Dal, AA muhabirine yaptığı açıklamada, Türk firmalarının yurtdışına açılma konusunda bir probleminin olmadığını, Türkiye'nin yavaş yavaş bir moda ve tasarım merkezi olma yolunda ilerlediğini ifade ederek, Türk markalarının Fransa, İtalya gibi kendi ekolünü oluşturup dünya pazarlarına çıkma zamanının geldiğini kaydetti.
ABD, Avrupa ve Afrika'dan birçok ülkenin Türkiye'ye koleksiyon satın almaya geldiğini anlatan Dal, şunları söyledi:
"Biz artık o ucuz işgücünün, ucuz mallar ürettiği bir ülke konumunda değiliz. Biz dünyanın 170 ülkesine ihracat yapıyoruz. İhracatımızın her yıl yüzde 14 seviyelerinde artmasının nedenlerinden birisi bu. Katma değer üretiyoruz, desen üretiyoruz, tasarım üretiyoruz, tasarım ihracatı yapıyoruz. Afrikalı dahi tasarım ve moda merkezi olarak İstanbul'u görüyor. İstanbul'dan moda ürünlerini, trendleri görüyor, tasarımlarını satın alıp ülkesine dönüyor. Rusya da aynı şekilde. Yakın bölgeler, Afrika, Orta Arfika'dan Türkiye artık moda ve tasarım anlamında takip edilen bir ülke konumundayız. Dünyada yeni gelişen pazarlar, özellikle Türkiye için önemli pazarlardan Afrika, Ortadoğu, yakın coğrafyalarımız modayı Türkiye'de takip ediyor. Moda ve tasarımı takip etmek üzere ve satın almak üzere de İstanbul'u tercih ediyorlar. İstanbul ve Türkiye onlar için çok önemli bir marka."

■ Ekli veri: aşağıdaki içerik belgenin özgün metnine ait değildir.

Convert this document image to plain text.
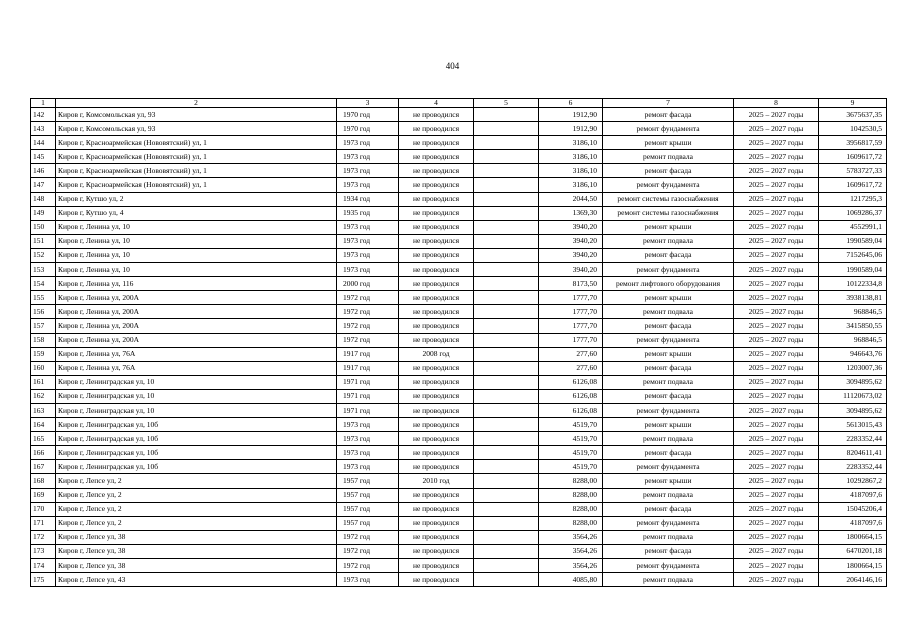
404
1	2	3	4	5	6	7	8	9
142	Киров г, Комсомольская ул, 93	1970 год	не проводился		1912,90	ремонт фасада	2025 – 2027 годы	3675637,35
143	Киров г, Комсомольская ул, 93	1970 год	не проводился		1912,90	ремонт фундамента	2025 – 2027 годы	1042530,5
144	Киров г, Красноармейская (Нововятский) ул, 1	1973 год	не проводился		3186,10	ремонт крыши	2025 – 2027 годы	3956817,59
145	Киров г, Красноармейская (Нововятский) ул, 1	1973 год	не проводился		3186,10	ремонт подвала	2025 – 2027 годы	1609617,72
146	Киров г, Красноармейская (Нововятский) ул, 1	1973 год	не проводился		3186,10	ремонт фасада	2025 – 2027 годы	5783727,33
147	Киров г, Красноармейская (Нововятский) ул, 1	1973 год	не проводился		3186,10	ремонт фундамента	2025 – 2027 годы	1609617,72
148	Киров г, Кутшо ул, 2	1934 год	не проводился		2044,50	ремонт системы газоснабжения	2025 – 2027 годы	1217295,3
149	Киров г, Кутшо ул, 4	1935 год	не проводился		1369,30	ремонт системы газоснабжения	2025 – 2027 годы	1069286,37
150	Киров г, Ленина ул, 10	1973 год	не проводился		3940,20	ремонт крыши	2025 – 2027 годы	4552991,1
151	Киров г, Ленина ул, 10	1973 год	не проводился		3940,20	ремонт подвала	2025 – 2027 годы	1990589,04
152	Киров г, Ленина ул, 10	1973 год	не проводился		3940,20	ремонт фасада	2025 – 2027 годы	7152645,06
153	Киров г, Ленина ул, 10	1973 год	не проводился		3940,20	ремонт фундамента	2025 – 2027 годы	1990589,04
154	Киров г, Ленина ул, 116	2000 год	не проводился		8173,50	ремонт лифтового оборудования	2025 – 2027 годы	10122334,8
155	Киров г, Ленина ул, 200А	1972 год	не проводился		1777,70	ремонт крыши	2025 – 2027 годы	3938138,81
156	Киров г, Ленина ул, 200А	1972 год	не проводился		1777,70	ремонт подвала	2025 – 2027 годы	968846,5
157	Киров г, Ленина ул, 200А	1972 год	не проводился		1777,70	ремонт фасада	2025 – 2027 годы	3415850,55
158	Киров г, Ленина ул, 200А	1972 год	не проводился		1777,70	ремонт фундамента	2025 – 2027 годы	968846,5
159	Киров г, Ленина ул, 76А	1917 год	2008 год		277,60	ремонт крыши	2025 – 2027 годы	946643,76
160	Киров г, Ленина ул, 76А	1917 год	не проводился		277,60	ремонт фасада	2025 – 2027 годы	1203007,36
161	Киров г, Ленинградская ул, 10	1971 год	не проводился		6126,08	ремонт подвала	2025 – 2027 годы	3094895,62
162	Киров г, Ленинградская ул, 10	1971 год	не проводился		6126,08	ремонт фасада	2025 – 2027 годы	11120673,02
163	Киров г, Ленинградская ул, 10	1971 год	не проводился		6126,08	ремонт фундамента	2025 – 2027 годы	3094895,62
164	Киров г, Ленинградская ул, 10б	1973 год	не проводился		4519,70	ремонт крыши	2025 – 2027 годы	5613015,43
165	Киров г, Ленинградская ул, 10б	1973 год	не проводился		4519,70	ремонт подвала	2025 – 2027 годы	2283352,44
166	Киров г, Ленинградская ул, 10б	1973 год	не проводился		4519,70	ремонт фасада	2025 – 2027 годы	8204611,41
167	Киров г, Ленинградская ул, 10б	1973 год	не проводился		4519,70	ремонт фундамента	2025 – 2027 годы	2283352,44
168	Киров г, Лепсе ул, 2	1957 год	2010 год		8288,00	ремонт крыши	2025 – 2027 годы	10292867,2
169	Киров г, Лепсе ул, 2	1957 год	не проводился		8288,00	ремонт подвала	2025 – 2027 годы	4187097,6
170	Киров г, Лепсе ул, 2	1957 год	не проводился		8288,00	ремонт фасада	2025 – 2027 годы	15045206,4
171	Киров г, Лепсе ул, 2	1957 год	не проводился		8288,00	ремонт фундамента	2025 – 2027 годы	4187097,6
172	Киров г, Лепсе ул, 38	1972 год	не проводился		3564,26	ремонт подвала	2025 – 2027 годы	1800664,15
173	Киров г, Лепсе ул, 38	1972 год	не проводился		3564,26	ремонт фасада	2025 – 2027 годы	6470201,18
174	Киров г, Лепсе ул, 38	1972 год	не проводился		3564,26	ремонт фундамента	2025 – 2027 годы	1800664,15
175	Киров г, Лепсе ул, 43	1973 год	не проводился		4085,80	ремонт подвала	2025 – 2027 годы	2064146,16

Dal, Türk firmalarının önündeki tek engelin özgüven eksikliği olduğunu savundu.
- "Altyapımız çok güçlü ancak modacımız az"
Türkiye'nin hazır giyim ve tekstilde önemli yol aldığını, 30-40 milyar dolar seviyelerinde olan üretimin 10 yıl içerisinde ikiye-üçe katlayabilecek potansiyelin sahip olduğunu vurgulayan Dal, "Bir an önce kendi tasarımlarımızı oluşturup pazarlamaya doğru gitmemiz lazım. Kendi markalarımızla yurt dışına çıkmamız lazım, mağazalar açmamız lazım" dedi.

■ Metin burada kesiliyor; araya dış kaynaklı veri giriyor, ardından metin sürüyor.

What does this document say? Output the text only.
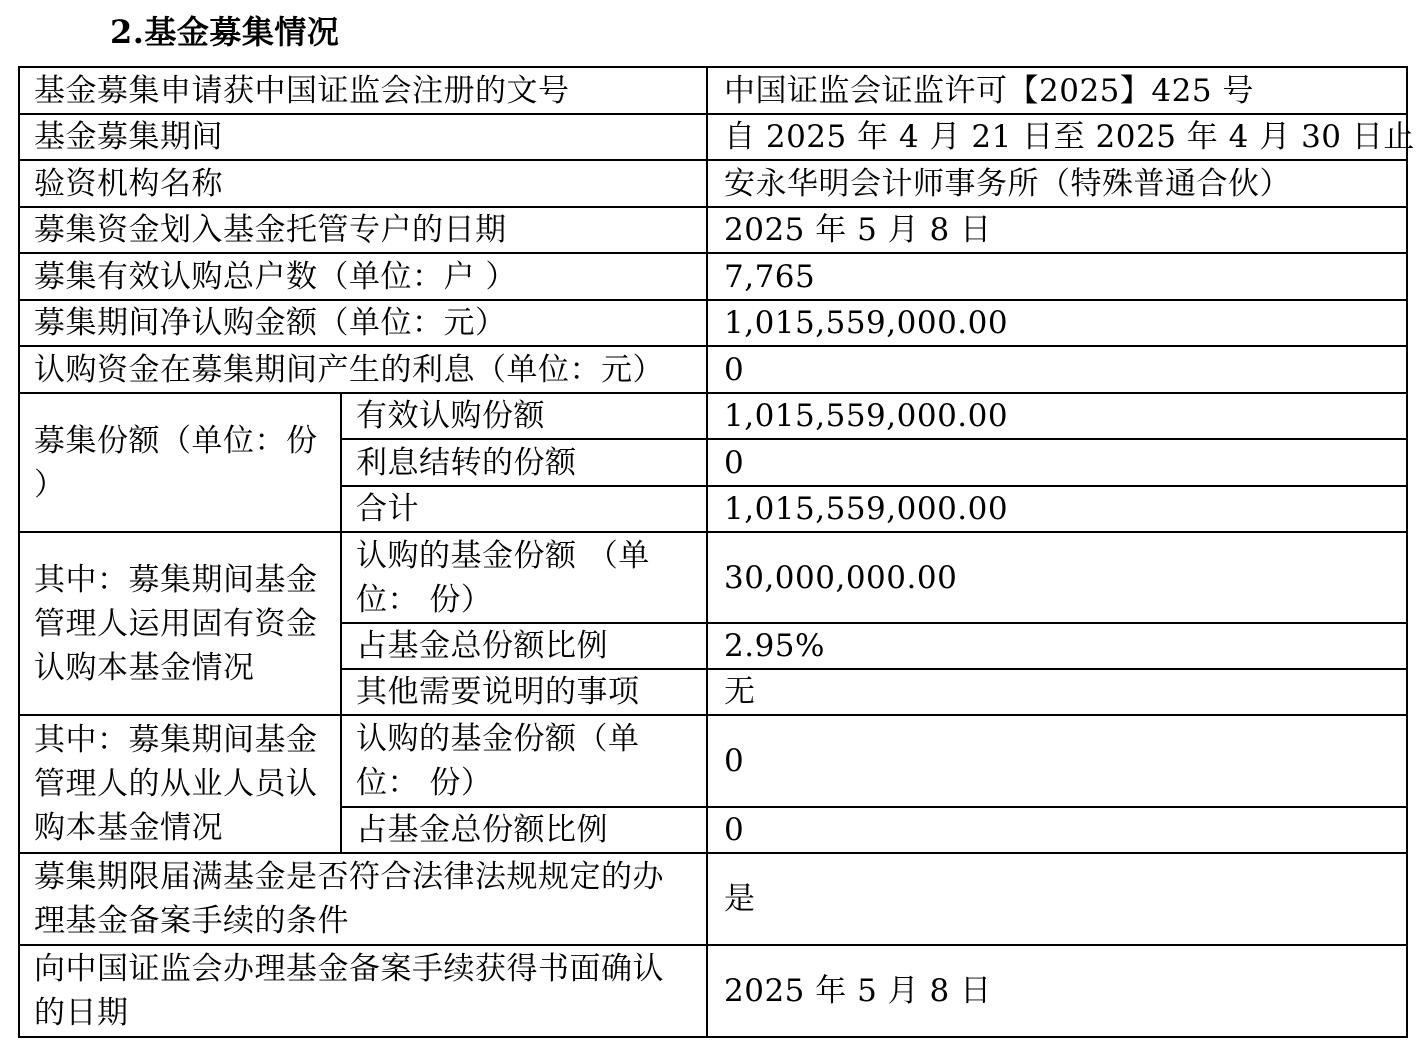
2.基金募集情况
基金募集申请获中国证监会注册的文号		中国证监会证监许可【2025】425 号
基金募集期间		自 2025 年 4 月 21 日至 2025 年 4 月 30 日止
验资机构名称		安永华明会计师事务所（特殊普通合伙）
募集资金划入基金托管专户的日期		2025 年 5 月 8 日
募集有效认购总户数（单位：户 ）		7,765
募集期间净认购金额（单位：元）		1,015,559,000.00
认购资金在募集期间产生的利息（单位：元）		0
募集份额（单位：份 ）	有效认购份额	1,015,559,000.00
	利息结转的份额	0
	合计	1,015,559,000.00
其中：募集期间基金管理人运用固有资金认购本基金情况	认购的基金份额 （单位： 份）	30,000,000.00
	占基金总份额比例	2.95%
	其他需要说明的事项	无
其中：募集期间基金管理人的从业人员认购本基金情况	认购的基金份额（单位： 份）	0
	占基金总份额比例	0
募集期限届满基金是否符合法律法规规定的办理基金备案手续的条件		是
向中国证监会办理基金备案手续获得书面确认的日期		2025 年 5 月 8 日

Ekonomi Bakanlığı'nın yurtdışına yönelik teşvik ve desteklerin ön açıcı nitelikte olduğunu, tasarımın da destek kapsamında bulunduğuna işaret eden Dal, şunları kaydetti:
"Dünya piyasalarında markalaşabilmek, tasarımcılarımızın yetişmesi ve gelişmesi de bu anlamda çok önemli. Çok güçlü bir altyapımız var. Verilen destekler sayesinde de markalaşmak, marka olmak bundan sonra çok daha kolay. Bu destek ve teşvikler dünyanın hiçbir yerinde yok. Böyle bir imkan ilk kez sağlandı. Markaların önplana çıkabilmesi için tasarım ve koleksiyon oluşturabilmeleri ve yurt dışı ile rekabet edebilmeleri için gerekli her türlü alt yapı imkanı var şu anda. Geçmiş ile kıyaslandığında çok sayıda modacımız var ancak bu yetersiz. Türkiye'nin daha fazla moda tasarım bölümlerine ihtiyacı var, daha fazla sanatta yeterlilik sahibi akademisyenlere ihtiyacımız var. Bu sağlandığı zaman modada, tasarımda dünyada söz sahibi olabileceğiz. Bu sağlanırsa pek yakın gelecekte İstanbul markası, Türkiye markası dünyada modayı belirleyen merkezlerden birisi olacaktır."